Transparent Image Layer Diffusion using Latent Transparency
Authors: Lvmin Zhang, Maneesh Agrawala
What
This paper introduces LayerDiffuse, a novel approach that enables large-scale pretrained latent diffusion models to generate transparent images, either as single entities or multiple transparent layers, by encoding transparency as a latent offset in the model’s latent space.
Why
This paper is significant because it addresses the lack of research in generating transparent images and layered content despite its high demand in visual content editing. It achieves this by tackling the challenges of limited training data and the sensitivity of pretrained diffusion models to alterations in their latent space representation.
How
The authors develop ‘latent transparency,’ a method that encodes alpha channel transparency into the latent space of a pretrained diffusion model (Stable Diffusion) without disrupting its latent distribution. They train their model using a human-in-the-loop scheme to collect a dataset of 1 million transparent image layer pairs, using GPT models to generate diverse and semantically related prompts for foreground and background layers.
Result
LayerDiffuse successfully generates high-quality transparent images and layers, as demonstrated through qualitative results and a user study. Users significantly preferred LayerDiffuse’s native transparency over conventional generation-then-matting methods, with its quality being comparable to commercial transparent image assets.
LF
The authors acknowledge a limitation in balancing the generation of ‘clean transparent elements’ and their ‘harmonious blending,’ particularly when dealing with reusable elements devoid of specific illumination effects. They suggest exploring improved methods for harmonious blending as future work.
Abstract
We present LayerDiffuse, an approach enabling large-scale pretrained latent diffusion models to generate transparent images.
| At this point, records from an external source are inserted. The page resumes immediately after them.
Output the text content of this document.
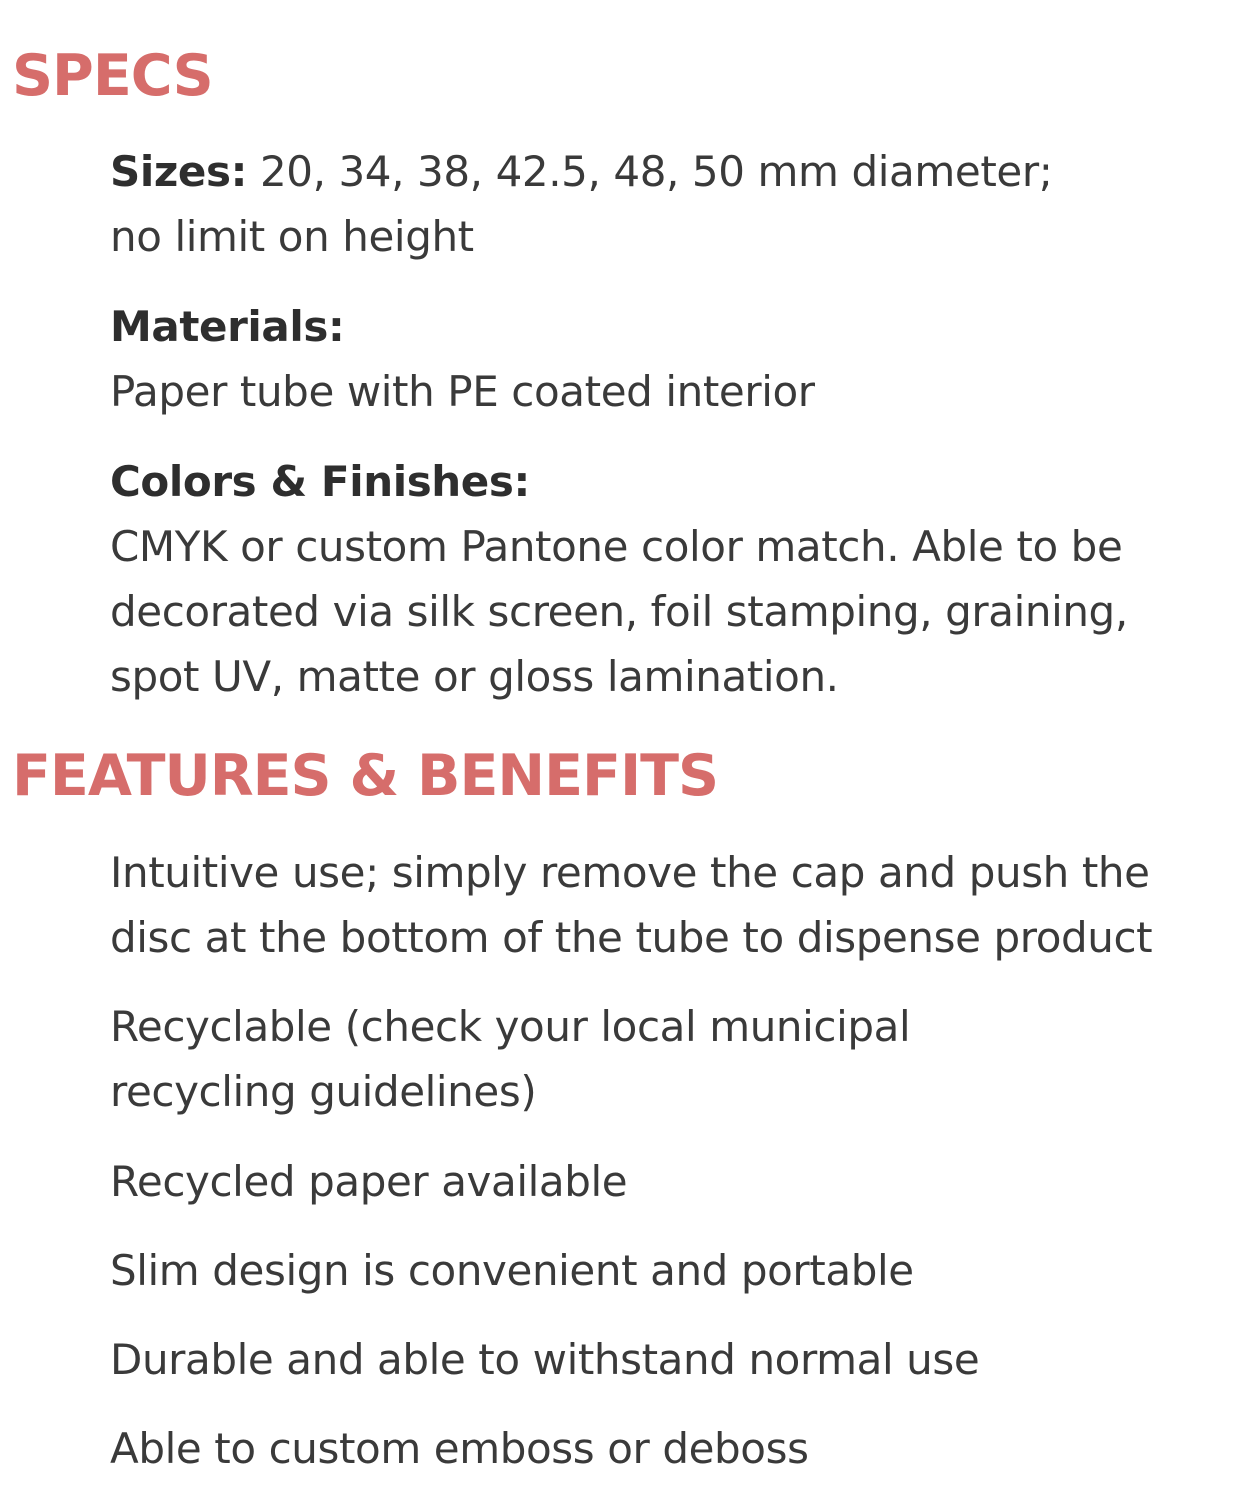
SPECS
Sizes: 20, 34, 38, 42.5, 48, 50 mm diameter;
no limit on height
Materials:
Paper tube with PE coated interior
Colors & Finishes:
CMYK or custom Pantone color match. Able to be
decorated via silk screen, foil stamping, graining,
spot UV, matte or gloss lamination.
FEATURES & BENEFITS
Intuitive use; simply remove the cap and push the
disc at the bottom of the tube to dispense product
Recyclable (check your local municipal
recycling guidelines)
Recycled paper available
Slim design is convenient and portable
Durable and able to withstand normal use
Able to custom emboss or deboss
The method allows generation of single transparent images or of multiple transparent layers. The method learns a “latent transparency” that encodes alpha channel transparency into the latent manifold of a pretrained latent diffusion model. It preserves the production-ready quality of the large diffusion model by regulating the added transparency as a latent offset with minimal changes to the original latent distribution of the pretrained model. In this way, any latent diffusion model can be converted into a transparent image generator by finetuning it with the adjusted latent space. We train the model with 1M transparent image layer pairs collected using a human-in-the-loop collection scheme. We show that latent transparency can be applied to different open source image generators, or be adapted to various conditional control systems to achieve applications like foreground/background-conditioned layer generation, joint layer generation, structural control of layer contents, etc. A user study finds that in most cases (97%) users prefer our natively generated transparent content over previous ad-hoc solutions such as generating and then matting. Users also report the quality of our generated transparent images is comparable to real commercial transparent assets like Adobe Stock.